And None For Tonya Harding: I, Tonya Rejects Redemption

"Harding isn't blameless or even necessarily good. She's simply a woman who had one good thing and wanted the chance to show that she was more than the disposable girl everyone thought she was."

I, Tonya is a curious film. Detailing the life and relationships of Olympic figure skater Tonya Harding (Margot Robbie) and the crime that made her infamous, the film expertly straddles the line between condemnation and exoneration. 

Beginning with her childhood, I, Tonya shows Harding's struggles with domestic abuse, first at the hands of her mother and then later her husband. Her desperation to excel at her chosen sport is neatly aligned with her working class existence: to be the best was to be loved. The film attempts to make the case that Harding's aspirations were less about professional competitiveness than existential affirmation, and at this it largely succeeds. Harding's mother LaVona is portrayed with frightening conviction by Allison Janney, who imbues her with a kind of venom that is upsetting to watch. Several times she slaps her daughter or throws things at her, and in one scene she not-quite-accidentally stabs her with a knife. But it's the verbal abuse that is most stunning in its viciousness. LaVona degrades her daughter with terrifying regularity, picking her apart for minor infractions and setting the groundwork for the abuse that comes later when Harding marries.

Jeff Gillooly (Sebastian Stan) is an insignificant kind of abuser. His frustration with is own life manifests in beatings and threats that leave Tonya bruised and him repentant. The film portrays the decline of their relationship as swift and inevitable. While there's been a lot of discussion about whether Harding's domestic abuse was treated too trivially, on this point I can't agree.  True, the depictions of abuse are treated as so frequent and commonplace as to be mundane. The camera skips from one incident to another without dwelling on any one injury too long; the result is a sense of ubiquity. But it's not that Harding's abuse was funny or unimportant, they were simply constant and incessant. She didn't dwell on those parts of her story because to her, individually they were simply a minor contribution to the facts of her life. 

As the film continues, Gillooly tries to control Harding knowing that her star will continue rising while he is left behind. "After the triple, everything changed" they say in tandem. It was the point in her career when her skills as a skater could no longer be questioned. Redneck or not, white trash or not, poor or not, Tonya Harding was a star. She was the best, and no one could take that away from her, but they could sure as hell try. 

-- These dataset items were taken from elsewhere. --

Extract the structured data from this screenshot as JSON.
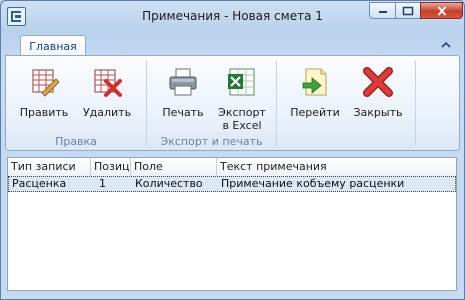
{
  "window": {
    "title": "Примечания - Новая смета 1"
  },
  "ribbon": {
    "tab_home": "Главная",
    "groups": {
      "edit": {
        "label": "Правка",
        "edit_button": "Править",
        "delete_button": "Удалить"
      },
      "export": {
        "label": "Экспорт и печать",
        "print_button": "Печать",
        "export_excel_line1": "Экспорт",
        "export_excel_line2": "в Excel"
      },
      "nav": {
        "goto_button": "Перейти",
        "close_button": "Закрыть"
      }
    }
  },
  "table": {
    "columns": [
      "Тип записи",
      "Позиция",
      "Поле",
      "Текст примечания"
    ],
    "rows": [
      [
        "Расценка",
        "1",
        "Количество",
        "Примечание кобъему расценки"
      ]
    ]
  },
  "colors": {
    "accent": "#15428b",
    "selection": "#dce8f5",
    "close_button": "#c7402a"
  }
}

"The Incident" takes up the last hour of the film and depicts the machinations of a handful of conspirers too self-involved to have ever gotten away with the crime. They change the plan, botch the execution and leave a trail of clues behind them. By the time Harding realizes what has been done in her name the FBI are already investigating. As history reflects she is later sentenced to three years' probation, 500 hours of community service, and a $160,000 fine and is banned from figure skating for life. Though she shines throughout, it is in this court scene where Margot Robbie truly proves her worth in her depiction of the disgraced Olympian. Near tears, she begs the judge not to prevent her from skating and offers to go to jail instead. Robbie's barely restrained desperation puts a fine point on what I believe is the thesis of the film: Harding isn't blameless or even necessarily good. She's simply a woman who had one good thing and wanted the chance to show that she was more than the disposable girl everyone thought she was. Her biggest crime was in not being savvy enough to save herself when she saw her career being ruined by those around her.

Nancy Kerrigan is not central to this film in any way and that makes sense. The film is not about her. I, Tonya exists to contextualize the tragedy of Tonya Harding's life and deconstruct her hard exterior. Harding doesn't quite come across as a sympathetic character; she isn't remorseful the way we expect those seeking public redemption to be. But in a way this too makes sense. She spent her whole life learning and relearning that only her own skill and talent could take her through. The people who were meant to love her knew only violence. One does not survive that through habitual prostration or apology.

An effective experiment, I, Tonya is overall a well-acted film with brilliant performances by Janney and Robbie especially, but it is not quite the meritorious frontrunner as is being touted. It is a well-made film that continues in the tradition of examining our larger cultural obsessions, but provides little more in the way of grander cultural critique.